La rupture entre la CEDEAO et l’AES entre dans sa phase finale

La CEDEAO n’a pas convaincu les pays de l’AES à demeurer dans l’organisation. Le divorce se poursuit en douceur.

Le Burkina Faso, le Mali et le Niger ont cessé officiellement d’être membres de la Communauté économique des Etats de l’Afrique de l’ouest (Cédéao) à compter du 29 juillet 2025, comme l’avait déclaré en décembre dernier, Omar Alieu Touray, président de la commission de la Cédéao.

Les Présidents du Togo et du du Sénégal, dont le mandat pour poursuivre la médiation afin de ramener les trois pays membres au sein de la Cédéao a été prorogé, n’ont donc pas réussi leur mission.

Les trois pays, qui reprochent à la Cédéao de ne plus répondre aux aspirations de leurs peuples, ont mis en place, le 6 juillet dernier, une nouvelle coalition baptisée “Confédération de l’alliance des États du Sahel”.
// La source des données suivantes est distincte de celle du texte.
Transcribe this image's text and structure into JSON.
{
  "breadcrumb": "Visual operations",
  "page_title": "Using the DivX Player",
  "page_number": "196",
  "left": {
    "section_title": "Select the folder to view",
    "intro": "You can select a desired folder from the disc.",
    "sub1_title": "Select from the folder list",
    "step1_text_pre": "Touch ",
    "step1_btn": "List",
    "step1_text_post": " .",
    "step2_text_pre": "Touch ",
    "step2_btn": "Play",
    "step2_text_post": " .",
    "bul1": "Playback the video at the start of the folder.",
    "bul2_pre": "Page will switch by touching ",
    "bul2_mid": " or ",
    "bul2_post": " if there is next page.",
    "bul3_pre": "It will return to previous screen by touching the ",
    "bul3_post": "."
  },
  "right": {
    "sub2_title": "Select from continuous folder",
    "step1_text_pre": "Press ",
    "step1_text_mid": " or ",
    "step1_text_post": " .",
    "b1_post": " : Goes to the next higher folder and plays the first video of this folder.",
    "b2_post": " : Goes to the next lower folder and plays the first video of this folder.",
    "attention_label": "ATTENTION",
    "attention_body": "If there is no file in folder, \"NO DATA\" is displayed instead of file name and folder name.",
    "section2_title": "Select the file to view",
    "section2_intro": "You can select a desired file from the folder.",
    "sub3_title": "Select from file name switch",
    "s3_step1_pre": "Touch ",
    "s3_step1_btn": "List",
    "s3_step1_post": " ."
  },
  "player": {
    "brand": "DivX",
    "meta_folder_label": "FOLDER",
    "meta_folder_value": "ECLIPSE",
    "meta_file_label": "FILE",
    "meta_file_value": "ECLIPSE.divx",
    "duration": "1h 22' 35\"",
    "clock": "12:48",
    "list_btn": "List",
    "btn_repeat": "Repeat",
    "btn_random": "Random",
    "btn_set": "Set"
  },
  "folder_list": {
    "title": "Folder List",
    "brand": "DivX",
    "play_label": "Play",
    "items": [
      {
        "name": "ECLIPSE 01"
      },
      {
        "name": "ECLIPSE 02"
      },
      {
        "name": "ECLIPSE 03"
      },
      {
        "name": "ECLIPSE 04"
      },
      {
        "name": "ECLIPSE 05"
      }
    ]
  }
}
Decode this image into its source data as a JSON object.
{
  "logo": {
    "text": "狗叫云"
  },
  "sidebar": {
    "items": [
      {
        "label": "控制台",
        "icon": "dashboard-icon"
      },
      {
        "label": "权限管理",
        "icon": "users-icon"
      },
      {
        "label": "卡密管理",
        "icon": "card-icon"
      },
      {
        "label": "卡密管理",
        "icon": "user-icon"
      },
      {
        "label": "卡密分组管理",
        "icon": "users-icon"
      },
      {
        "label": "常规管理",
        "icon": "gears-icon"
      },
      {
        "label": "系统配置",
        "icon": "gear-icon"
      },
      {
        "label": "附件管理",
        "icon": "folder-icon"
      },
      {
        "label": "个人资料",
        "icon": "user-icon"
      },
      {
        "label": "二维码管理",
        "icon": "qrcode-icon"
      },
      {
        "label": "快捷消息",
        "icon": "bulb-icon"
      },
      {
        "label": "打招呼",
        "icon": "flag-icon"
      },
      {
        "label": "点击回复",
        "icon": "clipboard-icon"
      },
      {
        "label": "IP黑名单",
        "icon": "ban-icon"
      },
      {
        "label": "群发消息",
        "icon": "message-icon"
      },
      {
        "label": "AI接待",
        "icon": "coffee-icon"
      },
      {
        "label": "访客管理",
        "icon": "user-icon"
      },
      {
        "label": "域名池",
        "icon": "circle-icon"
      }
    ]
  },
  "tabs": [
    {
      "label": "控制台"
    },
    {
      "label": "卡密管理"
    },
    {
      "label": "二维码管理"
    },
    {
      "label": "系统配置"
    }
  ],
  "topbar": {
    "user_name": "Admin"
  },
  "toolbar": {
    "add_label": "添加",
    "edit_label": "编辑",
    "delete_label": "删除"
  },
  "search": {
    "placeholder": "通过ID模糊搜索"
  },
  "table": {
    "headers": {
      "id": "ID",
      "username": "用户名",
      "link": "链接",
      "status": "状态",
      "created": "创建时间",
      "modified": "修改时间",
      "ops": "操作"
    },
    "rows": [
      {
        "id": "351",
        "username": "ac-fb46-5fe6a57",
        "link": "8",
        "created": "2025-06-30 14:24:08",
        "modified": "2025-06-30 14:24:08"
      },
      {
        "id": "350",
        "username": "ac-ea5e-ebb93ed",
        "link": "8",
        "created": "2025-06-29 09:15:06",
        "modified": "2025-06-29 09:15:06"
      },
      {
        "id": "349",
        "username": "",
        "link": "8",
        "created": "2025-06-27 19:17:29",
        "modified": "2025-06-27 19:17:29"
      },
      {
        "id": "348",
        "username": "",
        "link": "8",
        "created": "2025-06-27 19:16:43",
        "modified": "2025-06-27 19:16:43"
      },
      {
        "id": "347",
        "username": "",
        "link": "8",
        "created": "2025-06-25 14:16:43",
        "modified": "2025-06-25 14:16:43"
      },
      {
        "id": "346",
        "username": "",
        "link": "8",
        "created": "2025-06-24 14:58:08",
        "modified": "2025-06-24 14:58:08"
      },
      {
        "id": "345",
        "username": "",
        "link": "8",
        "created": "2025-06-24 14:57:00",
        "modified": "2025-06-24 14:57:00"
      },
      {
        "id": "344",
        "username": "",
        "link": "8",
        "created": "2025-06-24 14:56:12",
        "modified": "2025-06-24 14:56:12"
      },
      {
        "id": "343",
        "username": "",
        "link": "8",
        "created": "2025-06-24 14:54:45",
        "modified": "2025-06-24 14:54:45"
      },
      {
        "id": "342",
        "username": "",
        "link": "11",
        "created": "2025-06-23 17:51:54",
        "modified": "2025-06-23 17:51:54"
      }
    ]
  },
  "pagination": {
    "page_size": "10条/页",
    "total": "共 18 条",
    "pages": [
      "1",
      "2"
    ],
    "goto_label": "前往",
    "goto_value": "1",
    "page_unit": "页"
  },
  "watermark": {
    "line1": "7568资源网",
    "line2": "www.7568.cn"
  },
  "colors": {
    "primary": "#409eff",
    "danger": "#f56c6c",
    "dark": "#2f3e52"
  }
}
“Tout en rappelant la décision irréversible des Etats de la Confédération de retrait de la Cédéao, les ministres s’engagent (…) à poursuivre les réflexions visant à convenir des modalités de sortie dans l’intérêt des populations de la Confédération”, avaient déclaré les ministres des Affaires étrangères en décembre dernier à Niamey.

Suite des négociations

Entretemps, les négociations se sont poursuivies entre l’organisation panafricaine et les trois États de l’AES pour une sortie harmonieuse du bloc régional. En mai dernier, une première phase de consultations a réuni à Bamako les ministres malien, nigérien et burkinabè des Affaires étrangères et le président de la Commission de la Cédéao, Omar Alieu Touray.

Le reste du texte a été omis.